AFGHAN lawmaker Fawzia Koofi.
AFGHAN lawmaker Fawzia Koofi.

KABUL: Afghanistan’s “fragile gains” in women’s rights are at risk unless women play a key role in peace talks with the Taliban, one of the few female members of the government’s negotiating team has said.

Lawmaker Fawzia Koofi, a vocal critic of the Taliban, is one of five women on the 21-member team announced by the government last week to hold historic talks with the militant group that once banished women from public life.

She pledged to fight for the hard-won gains made by Afghan women since the era of Taliban rule, from education to freedom of movement, as the country seeks to draw a line under more than 40 years of war.

“Women’s role at this critical time in our history is very crucial and pivotal,” said Koofi, 45, a single mother of two daughters and the first woman to set up a political party in Afghanistan.

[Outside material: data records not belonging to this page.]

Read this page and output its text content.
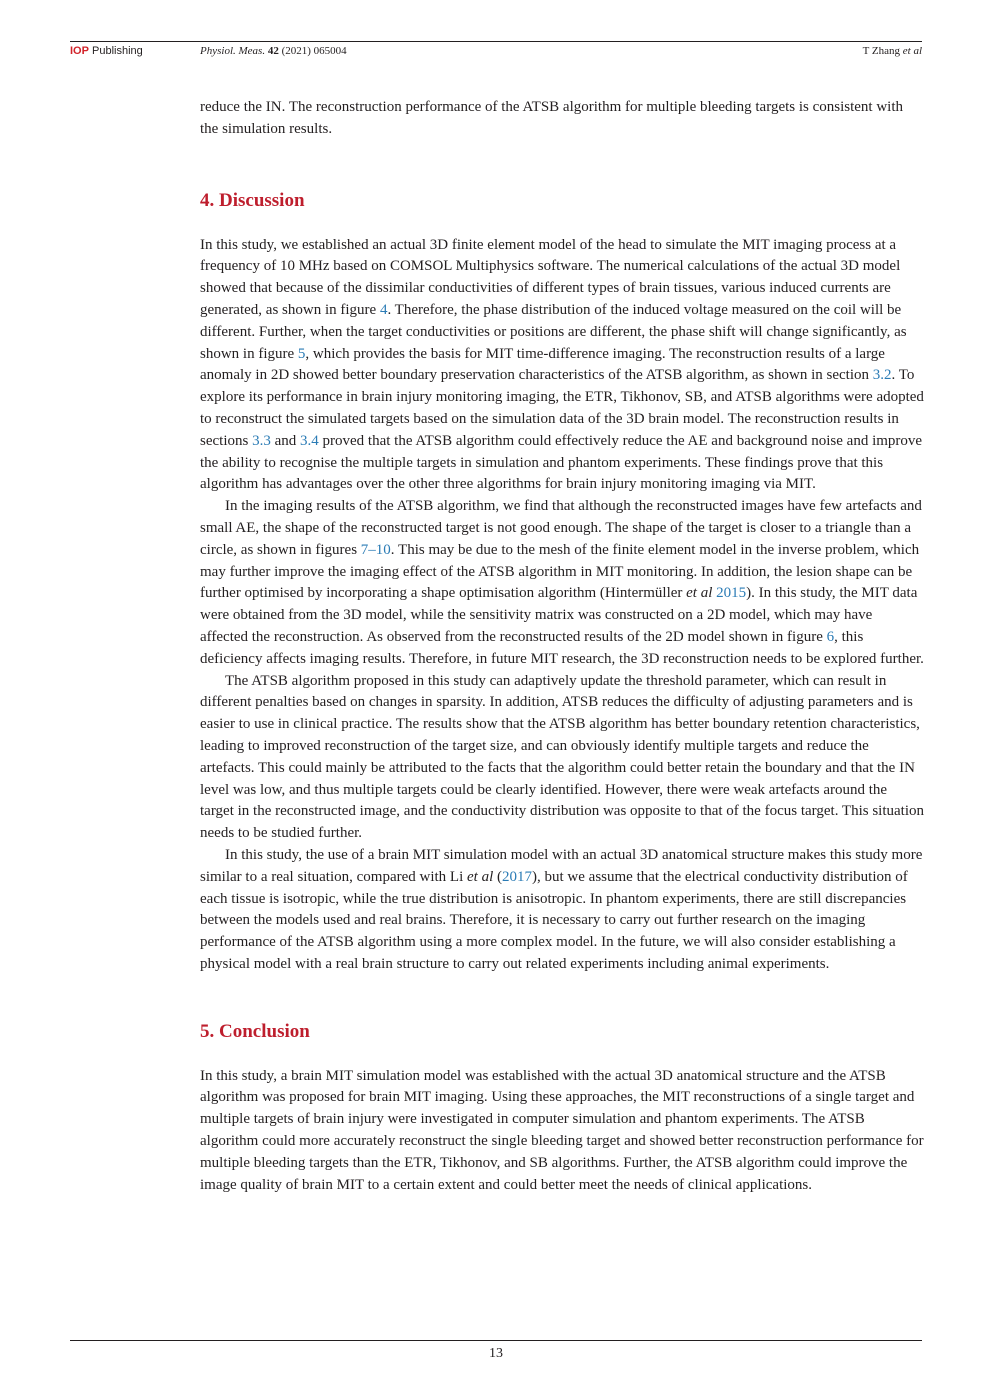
IOP Publishing	Physiol. Meas. 42 (2021) 065004	T Zhang et al

reduce the IN. The reconstruction performance of the ATSB algorithm for multiple bleeding targets is consistent with the simulation results.

4. Discussion

In this study, we established an actual 3D finite element model of the head to simulate the MIT imaging process at a frequency of 10 MHz based on COMSOL Multiphysics software. The numerical calculations of the actual 3D model showed that because of the dissimilar conductivities of different types of brain tissues, various induced currents are generated, as shown in figure 4. Therefore, the phase distribution of the induced voltage measured on the coil will be different. Further, when the target conductivities or positions are different, the phase shift will change significantly, as shown in figure 5, which provides the basis for MIT time-difference imaging. The reconstruction results of a large anomaly in 2D showed better boundary preservation characteristics of the ATSB algorithm, as shown in section 3.2. To explore its performance in brain injury monitoring imaging, the ETR, Tikhonov, SB, and ATSB algorithms were adopted to reconstruct the simulated targets based on the simulation data of the 3D brain model. The reconstruction results in sections 3.3 and 3.4 proved that the ATSB algorithm could effectively reduce the AE and background noise and improve the ability to recognise the multiple targets in simulation and phantom experiments. These findings prove that this algorithm has advantages over the other three algorithms for brain injury monitoring imaging via MIT.

In the imaging results of the ATSB algorithm, we find that although the reconstructed images have few artefacts and small AE, the shape of the reconstructed target is not good enough. The shape of the target is closer to a triangle than a circle, as shown in figures 7–10. This may be due to the mesh of the finite element model in the inverse problem, which may further improve the imaging effect of the ATSB algorithm in MIT monitoring. In addition, the lesion shape can be further optimised by incorporating a shape optimisation algorithm (Hintermüller et al 2015). In this study, the MIT data were obtained from the 3D model, while the sensitivity matrix was constructed on a 2D model, which may have affected the reconstruction. As observed from the reconstructed results of the 2D model shown in figure 6, this deficiency affects imaging results. Therefore, in future MIT research, the 3D reconstruction needs to be explored further.

The ATSB algorithm proposed in this study can adaptively update the threshold parameter, which can result in different penalties based on changes in sparsity. In addition, ATSB reduces the difficulty of adjusting parameters and is easier to use in clinical practice. The results show that the ATSB algorithm has better boundary retention characteristics, leading to improved reconstruction of the target size, and can obviously identify multiple targets and reduce the artefacts. This could mainly be attributed to the facts that the algorithm could better retain the boundary and that the IN level was low, and thus multiple targets could be clearly identified. However, there were weak artefacts around the target in the reconstructed image, and the conductivity distribution was opposite to that of the focus target. This situation needs to be studied further.

In this study, the use of a brain MIT simulation model with an actual 3D anatomical structure makes this study more similar to a real situation, compared with Li et al (2017), but we assume that the electrical conductivity distribution of each tissue is isotropic, while the true distribution is anisotropic. In phantom experiments, there are still discrepancies between the models used and real brains. Therefore, it is necessary to carry out further research on the imaging performance of the ATSB algorithm using a more complex model. In the future, we will also consider establishing a physical model with a real brain structure to carry out related experiments including animal experiments.

5. Conclusion

In this study, a brain MIT simulation model was established with the actual 3D anatomical structure and the ATSB algorithm was proposed for brain MIT imaging. Using these approaches, the MIT reconstructions of a single target and multiple targets of brain injury were investigated in computer simulation and phantom experiments. The ATSB algorithm could more accurately reconstruct the single bleeding target and showed better reconstruction performance for multiple bleeding targets than the ETR, Tikhonov, and SB algorithms. Further, the ATSB algorithm could improve the image quality of brain MIT to a certain extent and could better meet the needs of clinical applications.

13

“They have been victims of war. It is time women start playing their role as peace builders,” she said, warning their “fragile gains” would otherwise be at risk.

The Taliban enforced a strict interpretation of Islamic law that included public lashings, flogging and stonings.

Under their rule from 1996 to 2001, Afghan women were obliged to cover their faces and could not study, work or leave the house without a male relative.

The group, which controls or contests more than 40pc of Afghan territory, has said it would now allow women to be educated and employed, but within the limits of Islamic law and Afghan culture.

The United States and the Taliban reached a peace deal in February, but many Afghan women are concerned that it does not include adequate safeguards for their rights.

It is not clear when negotiations with the Afghan government will begin. A Taliban team arrived in Kabul on Tuesday to start the process of exchanging prisoners, a precondition to the talks.

Meanwhile, Koofi said she had even struggled to get her own, mostly male team to support women’s causes in informal rounds of dialogue with the group last year.

“Narrow-mindedness would be a small, yet gigantic step back,” she told the Thomson Reuters Foundation. “We want and expect men to stand for women’s rights.”

Women have made huge strides since the Taliban were ousted in a US-led invasion in 2001, with growing numbers now finishing their education and finding work in previously male bastions including politics, the police and the judiciary.